Minister of Education, Youth and Sport
- In office 21 April 1987 – 30 March 1989
- President: Kenan Evren
- Preceded by: Metin Emiroğlu
- Succeeded by: Avni Akyol (Education) İsmet Özarslan (Youth and Sport)

Personal details
- Born: 1945 Gaziantep, Turkey
- Died: 19 March 2018 (aged 73) Ankara, Turkey
- Party: Motherland Party Rebirth Party

= Hasan Celal Güzel =

Turkish journalist and politician (1945–2018)

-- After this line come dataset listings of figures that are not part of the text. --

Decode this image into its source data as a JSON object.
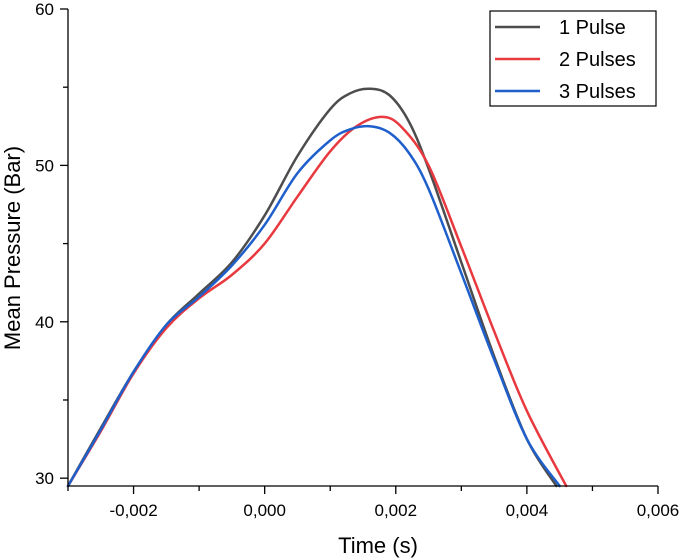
{
  "chart_data": {
    "type": "line",
    "title": "",
    "xlabel": "Time (s)",
    "ylabel": "Mean Pressure (Bar)",
    "xlim": [
      -0.003,
      0.006
    ],
    "ylim": [
      29.5,
      60
    ],
    "grid": false,
    "legend_position": "top-right",
    "x_ticks": [
      {
        "value": -0.002,
        "label": "-0,002"
      },
      {
        "value": 0.0,
        "label": "0,000"
      },
      {
        "value": 0.002,
        "label": "0,002"
      },
      {
        "value": 0.004,
        "label": "0,004"
      },
      {
        "value": 0.006,
        "label": "0,006"
      }
    ],
    "y_ticks": [
      {
        "value": 30,
        "label": "30"
      },
      {
        "value": 40,
        "label": "40"
      },
      {
        "value": 50,
        "label": "50"
      },
      {
        "value": 60,
        "label": "60"
      }
    ],
    "series": [
      {
        "name": "1 Pulse",
        "color": "#4d4d4d",
        "x": [
          -0.003,
          -0.0025,
          -0.002,
          -0.0015,
          -0.001,
          -0.0005,
          0.0,
          0.0005,
          0.001,
          0.0013,
          0.0016,
          0.0019,
          0.0022,
          0.0025,
          0.003,
          0.0035,
          0.004,
          0.00445
        ],
        "y": [
          29.5,
          33.2,
          36.8,
          39.8,
          41.8,
          43.8,
          46.8,
          50.6,
          53.6,
          54.6,
          54.9,
          54.5,
          52.8,
          49.8,
          43.8,
          37.8,
          32.5,
          29.5
        ]
      },
      {
        "name": "2 Pulses",
        "color": "#e8393f",
        "x": [
          -0.003,
          -0.0025,
          -0.002,
          -0.0015,
          -0.001,
          -0.0005,
          0.0,
          0.0005,
          0.001,
          0.0014,
          0.0018,
          0.0021,
          0.0025,
          0.003,
          0.0035,
          0.004,
          0.0046
        ],
        "y": [
          29.5,
          33.0,
          36.7,
          39.6,
          41.5,
          43.0,
          45.0,
          48.0,
          50.9,
          52.5,
          53.1,
          52.4,
          50.0,
          44.8,
          39.4,
          34.3,
          29.5
        ]
      },
      {
        "name": "3 Pulses",
        "color": "#1f5fcc",
        "x": [
          -0.003,
          -0.0025,
          -0.002,
          -0.0015,
          -0.001,
          -0.0005,
          0.0,
          0.0005,
          0.001,
          0.0013,
          0.0016,
          0.0019,
          0.0022,
          0.0025,
          0.003,
          0.0035,
          0.004,
          0.0045
        ],
        "y": [
          29.5,
          33.1,
          36.8,
          39.8,
          41.6,
          43.6,
          46.2,
          49.5,
          51.6,
          52.3,
          52.5,
          52.1,
          50.8,
          48.5,
          43.1,
          37.6,
          32.5,
          29.5
        ]
      }
    ]
  }
}
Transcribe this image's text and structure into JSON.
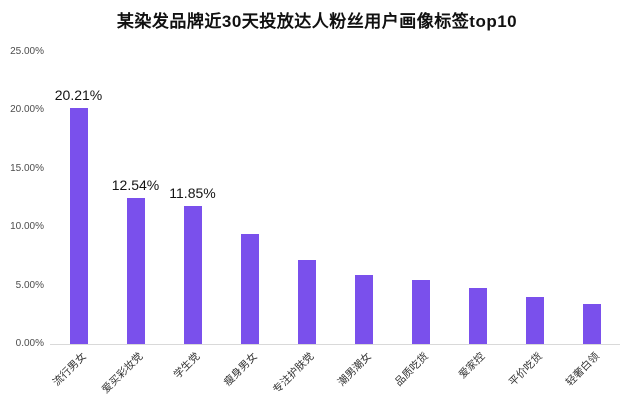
{
  "chart_data": {
    "type": "bar",
    "title": "某染发品牌近30天投放达人粉丝用户画像标签top10",
    "categories": [
      "流行男女",
      "爱买彩妆党",
      "学生党",
      "瘦身男女",
      "专注护肤党",
      "潮男潮女",
      "品质吃货",
      "爱家控",
      "平价吃货",
      "轻奢白领"
    ],
    "values": [
      20.21,
      12.54,
      11.85,
      9.4,
      7.2,
      5.9,
      5.5,
      4.8,
      4.0,
      3.4
    ],
    "value_labels": [
      "20.21%",
      "12.54%",
      "11.85%",
      "",
      "",
      "",
      "",
      "",
      "",
      ""
    ],
    "y_ticks": [
      "25.00%",
      "20.00%",
      "15.00%",
      "10.00%",
      "5.00%",
      "0.00%"
    ],
    "ylim": [
      0,
      25
    ],
    "grid": false,
    "legend": "none",
    "xlabel": "",
    "ylabel": "",
    "bar_color": "#7a50ec",
    "title_color": "#111111",
    "axis_label_color": "#4d4d4d",
    "category_label_color": "#333333",
    "value_label_color": "#141414",
    "axis_line_color": "#d9d9d9",
    "background_color": "#ffffff"
  }
}
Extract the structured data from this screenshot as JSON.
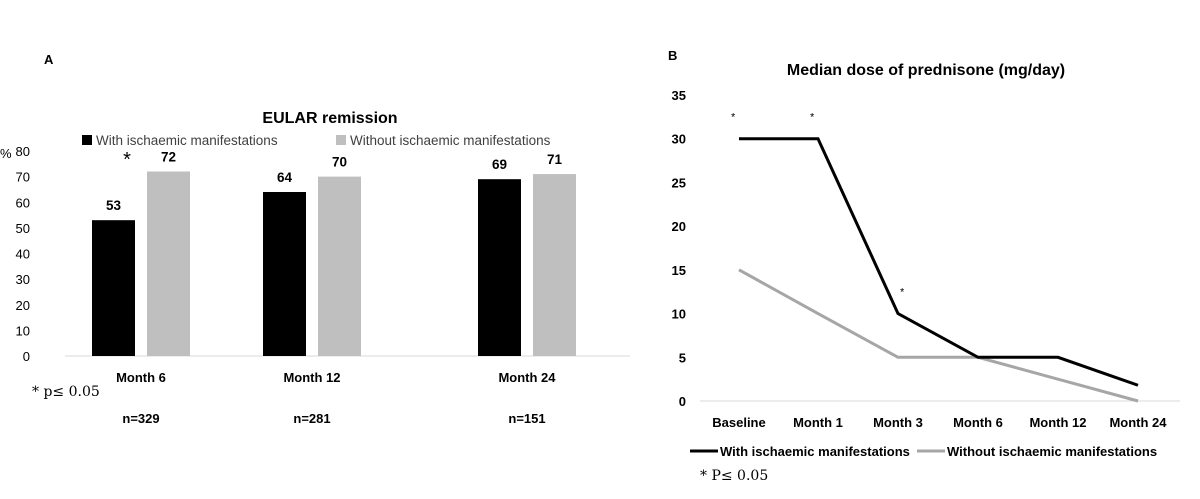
{
  "panels": {
    "a_label": "A",
    "b_label": "B"
  },
  "chart_data": [
    {
      "type": "bar",
      "title": "EULAR remission",
      "ylabel": "%",
      "ylim": [
        0,
        80
      ],
      "yticks": [
        0,
        10,
        20,
        30,
        40,
        50,
        60,
        70,
        80
      ],
      "categories": [
        "Month 6",
        "Month 12",
        "Month 24"
      ],
      "series": [
        {
          "name": "With ischaemic manifestations",
          "values": [
            53,
            64,
            69
          ],
          "color": "#000000"
        },
        {
          "name": "Without ischaemic manifestations",
          "values": [
            72,
            70,
            71
          ],
          "color": "#bfbfbf"
        }
      ],
      "significance_marks": [
        {
          "category_index": 0,
          "symbol": "*"
        }
      ],
      "sample_sizes": [
        "n=329",
        "n=281",
        "n=151"
      ],
      "footnote": "* p≤ 0.05",
      "legend_position": "top",
      "grid": false
    },
    {
      "type": "line",
      "title": "Median dose of prednisone (mg/day)",
      "ylim": [
        0,
        35
      ],
      "yticks": [
        0,
        5,
        10,
        15,
        20,
        25,
        30,
        35
      ],
      "x": [
        "Baseline",
        "Month 1",
        "Month 3",
        "Month 6",
        "Month 12",
        "Month 24"
      ],
      "series": [
        {
          "name": "With ischaemic manifestations",
          "values": [
            30,
            30,
            10,
            5,
            5,
            1.8
          ],
          "color": "#000000"
        },
        {
          "name": "Without ischaemic manifestations",
          "values": [
            15,
            10,
            5,
            5,
            2.5,
            0
          ],
          "color": "#a6a6a6"
        }
      ],
      "significance_marks": [
        {
          "x_index": 0,
          "symbol": "*"
        },
        {
          "x_index": 1,
          "symbol": "*"
        },
        {
          "x_index": 2,
          "symbol": "*"
        }
      ],
      "footnote": "* P≤ 0.05",
      "legend_position": "bottom",
      "grid": false
    }
  ]
}
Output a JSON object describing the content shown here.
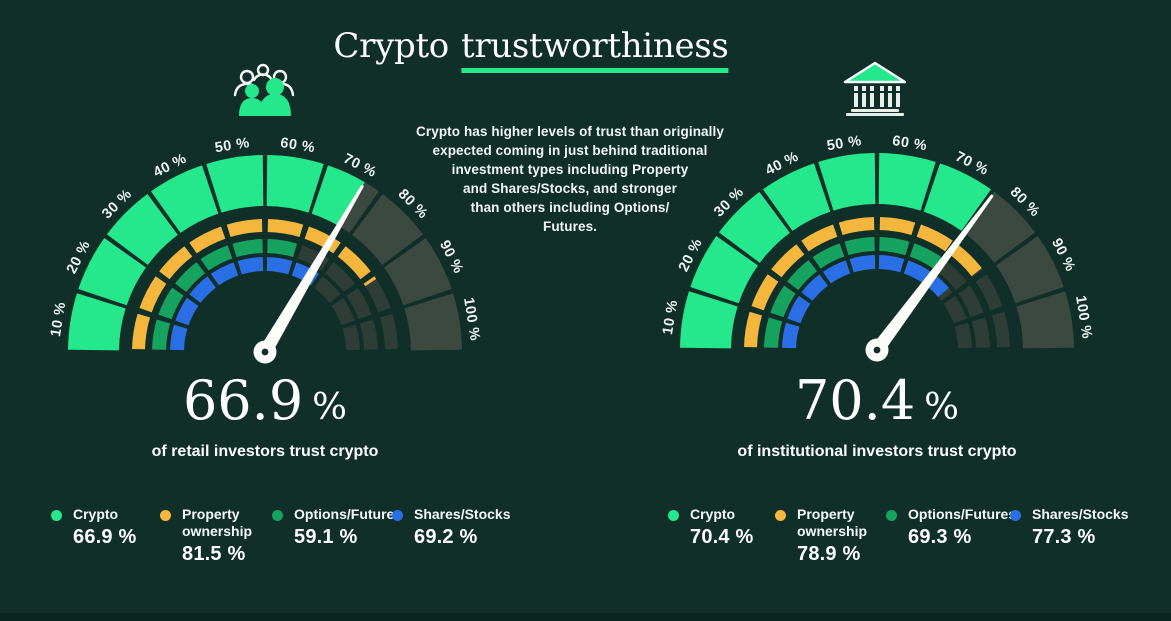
{
  "header": {
    "title_part1": "Crypto",
    "title_part2": "trustworthiness",
    "left_icon": "people-group-icon",
    "right_icon": "bank-institution-icon"
  },
  "description": {
    "lines": [
      "Crypto has higher levels of trust than originally",
      "expected coming in just behind traditional",
      "investment types including Property",
      "and Shares/Stocks, and stronger",
      "than others including Options/",
      "Futures."
    ]
  },
  "results": {
    "left": {
      "value": "66.9",
      "unit": "%",
      "caption": "of retail investors trust crypto"
    },
    "right": {
      "value": "70.4",
      "unit": "%",
      "caption": "of institutional investors trust crypto"
    }
  },
  "colors": {
    "background": "#0f2f28",
    "mint": "#25e78c",
    "orange": "#f4b63d",
    "green": "#16a35f",
    "blue": "#2b6fe6",
    "gauge_unfilled_outer": "#3b4941",
    "gauge_unfilled_inner": "#2e3d36",
    "needle": "#fdfdfa",
    "text": "#ffffff"
  },
  "chart_data": [
    {
      "type": "gauge",
      "subject": "retail investors",
      "needle_value": 66.9,
      "headline": "66.9 %",
      "caption": "of retail investors trust crypto",
      "scale": {
        "min": 0,
        "max": 100,
        "tick_step": 10,
        "tick_suffix": " %",
        "arc_degrees": 180
      },
      "series": [
        {
          "name": "Crypto",
          "value": 66.9,
          "display": "66.9 %",
          "color": "#25e78c"
        },
        {
          "name": "Property ownership",
          "value": 81.5,
          "display": "81.5 %",
          "color": "#f4b63d"
        },
        {
          "name": "Options/Futures",
          "value": 59.1,
          "display": "59.1 %",
          "color": "#16a35f"
        },
        {
          "name": "Shares/Stocks",
          "value": 69.2,
          "display": "69.2 %",
          "color": "#2b6fe6"
        }
      ]
    },
    {
      "type": "gauge",
      "subject": "institutional investors",
      "needle_value": 70.4,
      "headline": "70.4 %",
      "caption": "of institutional investors trust crypto",
      "scale": {
        "min": 0,
        "max": 100,
        "tick_step": 10,
        "tick_suffix": " %",
        "arc_degrees": 180
      },
      "series": [
        {
          "name": "Crypto",
          "value": 70.4,
          "display": "70.4 %",
          "color": "#25e78c"
        },
        {
          "name": "Property ownership",
          "value": 78.9,
          "display": "78.9 %",
          "color": "#f4b63d"
        },
        {
          "name": "Options/Futures",
          "value": 69.3,
          "display": "69.3 %",
          "color": "#16a35f"
        },
        {
          "name": "Shares/Stocks",
          "value": 77.3,
          "display": "77.3 %",
          "color": "#2b6fe6"
        }
      ]
    }
  ]
}
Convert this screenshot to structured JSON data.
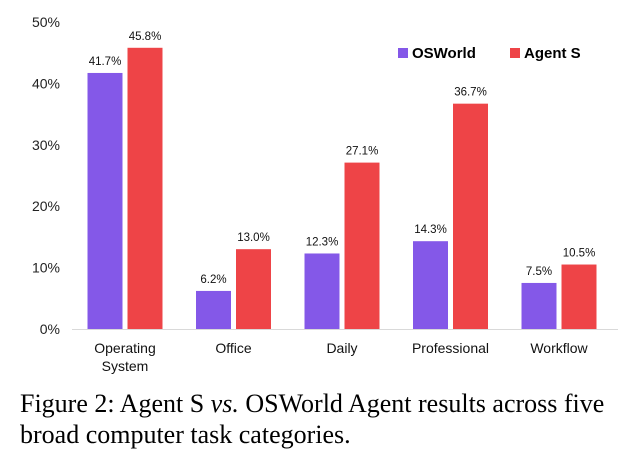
{
  "chart_data": {
    "type": "bar",
    "categories": [
      [
        "Operating",
        "System"
      ],
      [
        "Office"
      ],
      [
        "Daily"
      ],
      [
        "Professional"
      ],
      [
        "Workflow"
      ]
    ],
    "series": [
      {
        "name": "OSWorld",
        "color": "#8458E8",
        "values": [
          41.7,
          6.2,
          12.3,
          14.3,
          7.5
        ],
        "labels": [
          "41.7%",
          "6.2%",
          "12.3%",
          "14.3%",
          "7.5%"
        ]
      },
      {
        "name": "Agent S",
        "color": "#EE4447",
        "values": [
          45.8,
          13.0,
          27.1,
          36.7,
          10.5
        ],
        "labels": [
          "45.8%",
          "13.0%",
          "27.1%",
          "36.7%",
          "10.5%"
        ]
      }
    ],
    "ylim": [
      0,
      50
    ],
    "yticks": [
      0,
      10,
      20,
      30,
      40,
      50
    ],
    "ytick_labels": [
      "0%",
      "10%",
      "20%",
      "30%",
      "40%",
      "50%"
    ],
    "grid": false,
    "legend_position": "top-right",
    "axis_color": "#d9d9d9"
  },
  "caption": {
    "prefix": "Figure 2:  Agent S ",
    "vs": "vs.",
    "suffix": "  OSWorld Agent results across five broad computer task categories."
  }
}
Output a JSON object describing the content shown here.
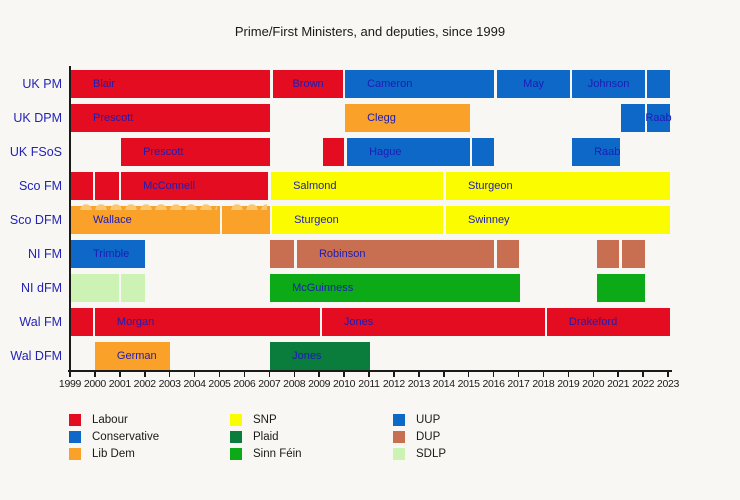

Hasan Celal Güzel (1945 – 19 March 2018) was a Turkish journalist and politician. He was Minister of Education, Youth and Sport (1987–1989). He was leader of the Rebirth Party in the 1990s, a party he co-founded in 1992. He was a columnist for Radikal and Vatan.

==Career==
After graduating from Ankara University with a degree in economics Güzel worked in the State Planning Organization, and then in various administrative roles in the government including in the Prime Minister's office.

In a 1986 election he was elected to the Grand National Assembly of Turkey for the Motherland Party (Turkish: Anavatan Partisi), serving as a minister of state. He was re-elected in the 1987 elections and was appointed minister of education, youth and sport (1987–1989).

On 23 November 1992, Güzel co-founded the Rebirth Party (YDP) and was elected its vice-chair. He was the leader of the party during the 1994 Turkish local elections and 1999.

In 2012 Güzel said that General Teoman Koman had approached him in September 1996 with a view to installing him or Mesut Yılmaz as prime minister after a planned coup. Güzel declined to get involved. In the event, Yılmaz was appointed prime minister after the 28 February 1997 "post-modern coup".